Lejos de pretender mostrar a la Patrulla Naval, como
la panacea de la solidaridad, sí estoy
seguro que si todos coincidiéramos en un frente común, llámese como quiera
llamársele, para luchar y derrotar no a la pobreza sino a la miseria, a la
injusticia y al abandono, nos sorprendería el saber cuando hagamos el balance final de cómo pudimos hacer tanto, con tan poco.

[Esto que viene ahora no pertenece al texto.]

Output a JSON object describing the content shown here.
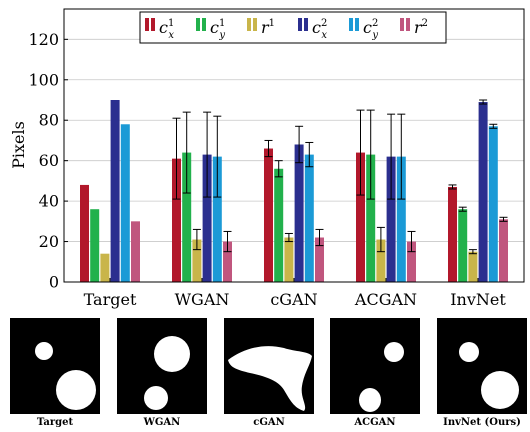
{
  "chart_data": {
    "type": "bar",
    "categories": [
      "Target",
      "WGAN",
      "cGAN",
      "ACGAN",
      "InvNet"
    ],
    "ylabel": "Pixels",
    "ylim": [
      0,
      135
    ],
    "yticks": [
      0,
      20,
      40,
      60,
      80,
      100,
      120
    ],
    "grid": true,
    "legend_position": "top",
    "series": [
      {
        "name": "c_x^1",
        "sym": "c",
        "sub": "x",
        "sup": "1",
        "color": "#b2182b",
        "values": [
          48,
          61,
          66,
          64,
          47
        ],
        "errors": [
          0,
          20,
          4,
          21,
          1
        ]
      },
      {
        "name": "c_y^1",
        "sym": "c",
        "sub": "y",
        "sup": "1",
        "color": "#22b14c",
        "values": [
          36,
          64,
          56,
          63,
          36
        ],
        "errors": [
          0,
          20,
          4,
          22,
          1
        ]
      },
      {
        "name": "r^1",
        "sym": "r",
        "sub": "",
        "sup": "1",
        "color": "#c9b54a",
        "values": [
          14,
          21,
          22,
          21,
          15
        ],
        "errors": [
          0,
          5,
          2,
          6,
          1
        ]
      },
      {
        "name": "c_x^2",
        "sym": "c",
        "sub": "x",
        "sup": "2",
        "color": "#2b2f8f",
        "values": [
          90,
          63,
          68,
          62,
          89
        ],
        "errors": [
          0,
          21,
          9,
          21,
          1
        ]
      },
      {
        "name": "c_y^2",
        "sym": "c",
        "sub": "y",
        "sup": "2",
        "color": "#1b9ad6",
        "values": [
          78,
          62,
          63,
          62,
          77
        ],
        "errors": [
          0,
          20,
          6,
          21,
          1
        ]
      },
      {
        "name": "r^2",
        "sym": "r",
        "sub": "",
        "sup": "2",
        "color": "#c0567e",
        "values": [
          30,
          20,
          22,
          20,
          31
        ],
        "errors": [
          0,
          5,
          4,
          5,
          1
        ]
      }
    ]
  },
  "thumbnails": [
    {
      "label": "Target",
      "shape": "two-circles"
    },
    {
      "label": "WGAN",
      "shape": "two-circles"
    },
    {
      "label": "cGAN",
      "shape": "blob"
    },
    {
      "label": "ACGAN",
      "shape": "two-circles"
    },
    {
      "label": "InvNet (Ours)",
      "shape": "two-circles"
    }
  ]
}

Los colombianos debemos sacudirnos de este mal que
nos agobia y para esto debemos empezar por creer más en nuestras infinitas
posibilidades de servicio hacia los demás, para luego unir todos nuestros
talentos y recursos con la seguridad de
que todo amanecer siempre ha tenido que transitar a oscuras para superar
la noche.
Los vallecaucanos no podemos seguir creyendo que el
Pacífico se reduce a Buenaventura, Guápi y Tumaco,
los vallecaucanos debemos solidarizarnos con miles de negros, indios y mulatos victimas de la violencia generalizada
quienes regados por toda la selva
y la costa de nuestro lejano
litoral, huyen hoy de sus parcelas por entre la lluvia, el barro y la niebla, arrastrando con ellos a sus
pocos enseres y sus numerosos hijos
hacia un futuro incierto.
Este tema del desplazamiento en el Pacífico,
para testimoniarlo no hay que navegar
días y noches, este tema de los
desplazados del Pacífico está hoy a solo dos horas de este lugar, y lo
podemos vivenciar en el Bajo Calima y
sus asentamientos vecinos, lugar éste,
donde tenemos sembradas muchas de nuestras esperanzas desde hace
diecinueve años, esperanzas de un futuro
mejor para sus niños, pero que
irónicamente fue muy poco y casi nada lo que pudo significar nuestro
apoyo en los últimos días cuando más lo necesitaron, por falta de elementales
recursos como ropas y alimentos.
Y es aquí
donde yo me pregunto: ¿ Si ésta fue nuestra respuesta con una comunidad que está
tan cerca de gentes como nosotros
que lo tenemos todo, o casi todo, qué será lo que
pueden esperar de la Colombia
solidaria en el inmediato futuro los compatriotas que viven en las alejadas
regiones de Bojaya
y Juradó?.
Finalmente
quiero terminar estas elementales reflexiones asegurándoles que en
este nuestro maravilloso
país solo vamos a lograr justicia y paz
social, cuando dejemos de lado nuestra indiferencia y comprometiéndonos con la justicia y paz social,
participemos juntos, convencidos que nadie distinto a nosotros mismos sabrá encontrar remedió a
nuestros propios males......
Gonzalo Concha
Fundador y Director General
Ceremonia del decimonoveno aniversario de fundación.